How can we recognize the free type?

pondering:

In a sense it is freeing to believe in causality entirely as one can no longer doubt oneself.
If one believes one is free, that means that whatever one is doing is apparently ones free will, therefore one should keep on doing it.
This is at least a treacherous possibility that could emerge in an unfree person.

So within the deterministic system and with this running definition of insanity as doing the same thing over and over expecting a different result, not counting throwing dice, the insane person would be relatively the freest, as he isn’t responding to consequences.
That can also mean that the most stubborn person is the freest.
This ties into the idea of resistance as the kernel of free will.

Resistance is understood as the condition to causality.
If there weren’t resistances, there could be no discernible cause and effect, but only a continuous flow of some no-thingness or whatever.

Why “The resistance” if it is smart always nonsensicalizes the ruling order. Whatever dominion isn’t serious can’t withstand being nonsensicalized. Compare that to Trump who won by being nonsensicalized and responding enthusiastically, that is a great freedom. Thats why I compare him to Lincoln, who acted like Macchiavelli in order to set the definitive moral precedent of humanity; habeas corpus. Trump acted like a silly person to save the world from annihilation and worser things. But this will cause some riot.
Hear hear.

Thats when you really know an effect is going to happen.

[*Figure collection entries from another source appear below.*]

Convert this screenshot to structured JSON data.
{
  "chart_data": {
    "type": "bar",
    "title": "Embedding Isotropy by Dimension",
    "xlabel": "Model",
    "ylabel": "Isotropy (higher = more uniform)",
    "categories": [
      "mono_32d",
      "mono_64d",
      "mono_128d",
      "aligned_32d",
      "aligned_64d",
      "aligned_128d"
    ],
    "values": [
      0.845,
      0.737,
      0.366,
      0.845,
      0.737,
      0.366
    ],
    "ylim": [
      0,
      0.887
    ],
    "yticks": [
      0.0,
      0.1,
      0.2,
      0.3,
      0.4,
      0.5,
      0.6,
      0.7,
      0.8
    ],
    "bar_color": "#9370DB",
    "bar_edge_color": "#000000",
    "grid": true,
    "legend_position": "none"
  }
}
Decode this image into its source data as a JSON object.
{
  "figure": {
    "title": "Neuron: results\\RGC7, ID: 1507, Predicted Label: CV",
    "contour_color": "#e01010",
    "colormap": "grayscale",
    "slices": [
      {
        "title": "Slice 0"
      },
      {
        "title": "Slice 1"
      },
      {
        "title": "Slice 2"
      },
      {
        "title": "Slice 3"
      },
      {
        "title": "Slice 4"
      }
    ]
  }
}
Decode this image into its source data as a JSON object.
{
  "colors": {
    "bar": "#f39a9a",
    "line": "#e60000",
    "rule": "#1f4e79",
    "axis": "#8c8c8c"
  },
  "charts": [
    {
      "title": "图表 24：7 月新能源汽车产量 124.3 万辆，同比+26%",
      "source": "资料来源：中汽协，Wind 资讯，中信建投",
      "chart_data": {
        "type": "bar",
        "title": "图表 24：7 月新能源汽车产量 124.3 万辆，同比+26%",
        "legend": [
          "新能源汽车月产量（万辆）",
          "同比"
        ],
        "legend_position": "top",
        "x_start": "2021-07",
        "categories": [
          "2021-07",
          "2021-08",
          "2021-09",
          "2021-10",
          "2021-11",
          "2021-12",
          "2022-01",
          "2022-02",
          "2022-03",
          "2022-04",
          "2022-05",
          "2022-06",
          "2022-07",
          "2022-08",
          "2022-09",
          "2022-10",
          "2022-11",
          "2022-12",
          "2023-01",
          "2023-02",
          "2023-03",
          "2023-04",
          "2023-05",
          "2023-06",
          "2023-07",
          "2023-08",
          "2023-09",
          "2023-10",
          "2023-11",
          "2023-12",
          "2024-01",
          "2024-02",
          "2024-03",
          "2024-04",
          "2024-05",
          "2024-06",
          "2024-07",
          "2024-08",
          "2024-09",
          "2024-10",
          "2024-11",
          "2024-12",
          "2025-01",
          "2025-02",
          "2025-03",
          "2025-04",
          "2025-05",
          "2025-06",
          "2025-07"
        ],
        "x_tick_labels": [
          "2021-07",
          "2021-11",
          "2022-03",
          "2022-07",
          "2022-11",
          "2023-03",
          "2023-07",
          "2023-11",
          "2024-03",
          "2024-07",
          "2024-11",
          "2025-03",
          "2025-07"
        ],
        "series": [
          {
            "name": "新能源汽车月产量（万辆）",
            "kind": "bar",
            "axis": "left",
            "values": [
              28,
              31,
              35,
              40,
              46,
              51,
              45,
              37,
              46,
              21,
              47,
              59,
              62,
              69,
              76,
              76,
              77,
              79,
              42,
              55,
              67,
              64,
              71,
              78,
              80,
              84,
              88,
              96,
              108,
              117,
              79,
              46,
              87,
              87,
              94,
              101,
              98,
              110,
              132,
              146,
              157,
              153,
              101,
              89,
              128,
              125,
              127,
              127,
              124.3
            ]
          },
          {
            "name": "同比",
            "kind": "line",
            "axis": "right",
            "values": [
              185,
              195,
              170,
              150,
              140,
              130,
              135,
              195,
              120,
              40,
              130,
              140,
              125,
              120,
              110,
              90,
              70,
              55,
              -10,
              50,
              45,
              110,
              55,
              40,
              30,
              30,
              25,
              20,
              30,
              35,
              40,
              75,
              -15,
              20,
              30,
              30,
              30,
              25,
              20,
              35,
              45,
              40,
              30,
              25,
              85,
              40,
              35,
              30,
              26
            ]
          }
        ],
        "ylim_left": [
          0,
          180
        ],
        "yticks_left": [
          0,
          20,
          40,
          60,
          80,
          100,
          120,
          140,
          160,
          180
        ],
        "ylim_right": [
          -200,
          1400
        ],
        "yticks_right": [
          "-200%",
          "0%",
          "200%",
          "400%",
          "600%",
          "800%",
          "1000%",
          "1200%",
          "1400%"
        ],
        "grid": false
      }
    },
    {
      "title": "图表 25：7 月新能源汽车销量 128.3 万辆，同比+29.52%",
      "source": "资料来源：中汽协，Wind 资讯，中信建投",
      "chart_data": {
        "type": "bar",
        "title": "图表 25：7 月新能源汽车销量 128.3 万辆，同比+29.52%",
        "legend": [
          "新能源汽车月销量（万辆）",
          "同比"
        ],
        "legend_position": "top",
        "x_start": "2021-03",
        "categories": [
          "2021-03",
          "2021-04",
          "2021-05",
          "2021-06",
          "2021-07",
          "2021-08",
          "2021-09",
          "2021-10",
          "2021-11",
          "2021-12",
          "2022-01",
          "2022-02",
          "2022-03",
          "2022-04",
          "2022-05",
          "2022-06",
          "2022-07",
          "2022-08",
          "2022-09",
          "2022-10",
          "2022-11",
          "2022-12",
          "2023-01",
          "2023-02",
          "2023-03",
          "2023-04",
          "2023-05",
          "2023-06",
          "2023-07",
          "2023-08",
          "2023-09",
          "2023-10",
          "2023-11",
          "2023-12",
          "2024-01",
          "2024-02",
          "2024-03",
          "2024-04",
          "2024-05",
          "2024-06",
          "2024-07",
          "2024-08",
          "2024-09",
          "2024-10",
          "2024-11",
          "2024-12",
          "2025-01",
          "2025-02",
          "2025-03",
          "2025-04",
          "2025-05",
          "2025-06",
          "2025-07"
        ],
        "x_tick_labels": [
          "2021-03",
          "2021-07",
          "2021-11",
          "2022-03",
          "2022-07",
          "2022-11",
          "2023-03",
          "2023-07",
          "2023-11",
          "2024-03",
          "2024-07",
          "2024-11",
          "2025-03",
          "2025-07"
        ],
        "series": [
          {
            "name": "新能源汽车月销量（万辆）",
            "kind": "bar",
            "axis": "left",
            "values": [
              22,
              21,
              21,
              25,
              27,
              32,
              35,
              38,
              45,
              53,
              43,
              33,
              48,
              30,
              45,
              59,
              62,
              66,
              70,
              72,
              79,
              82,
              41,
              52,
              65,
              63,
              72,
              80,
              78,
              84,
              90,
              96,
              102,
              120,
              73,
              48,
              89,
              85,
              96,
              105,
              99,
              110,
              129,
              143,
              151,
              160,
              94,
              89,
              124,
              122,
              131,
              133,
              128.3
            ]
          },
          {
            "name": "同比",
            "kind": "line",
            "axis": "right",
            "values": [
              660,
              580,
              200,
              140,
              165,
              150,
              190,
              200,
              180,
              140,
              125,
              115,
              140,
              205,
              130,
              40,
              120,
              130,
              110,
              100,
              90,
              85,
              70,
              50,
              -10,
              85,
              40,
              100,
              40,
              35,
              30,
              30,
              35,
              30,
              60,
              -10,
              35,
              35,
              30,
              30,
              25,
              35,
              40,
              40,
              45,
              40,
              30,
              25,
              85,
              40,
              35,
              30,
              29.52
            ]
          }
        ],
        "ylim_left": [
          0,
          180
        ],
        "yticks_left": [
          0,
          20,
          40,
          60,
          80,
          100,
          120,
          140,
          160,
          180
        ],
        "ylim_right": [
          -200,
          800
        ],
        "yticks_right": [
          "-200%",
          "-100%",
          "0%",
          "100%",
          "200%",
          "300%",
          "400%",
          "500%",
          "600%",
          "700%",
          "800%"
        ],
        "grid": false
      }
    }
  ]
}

Rage is the easiest effect to predict; therefore it is the monad.

Someone still needs to surpass The Shawshank Redemption.

Deterministic philosophy is like Wing Chun: if the way is free we go forward.

(edit I was going to judge that but Wing Chun is still elegantly effective where it matters)

And Ive seen people who thought they were the freest get caught and lost. There is always more than you can discern. I thought that this ws an argument against determinism but in practice it speaks for it. If freedom is set, rather than as a given, as a value, then one can use all that is determined, known and unknown, to actually act like a free agent. If it is seen as a given, then this brings, ironically, a heavy responsibility. And alternately, a furious ecstasy - the master of the temple versus the Maenad.

This is precisely what it is, determinism determines itself free. That’s what trial and error and truth from that trial and error, is. Determinism is determining itself free by options and complexity. So it would seem, that is what wisdom is and the pursuit of it.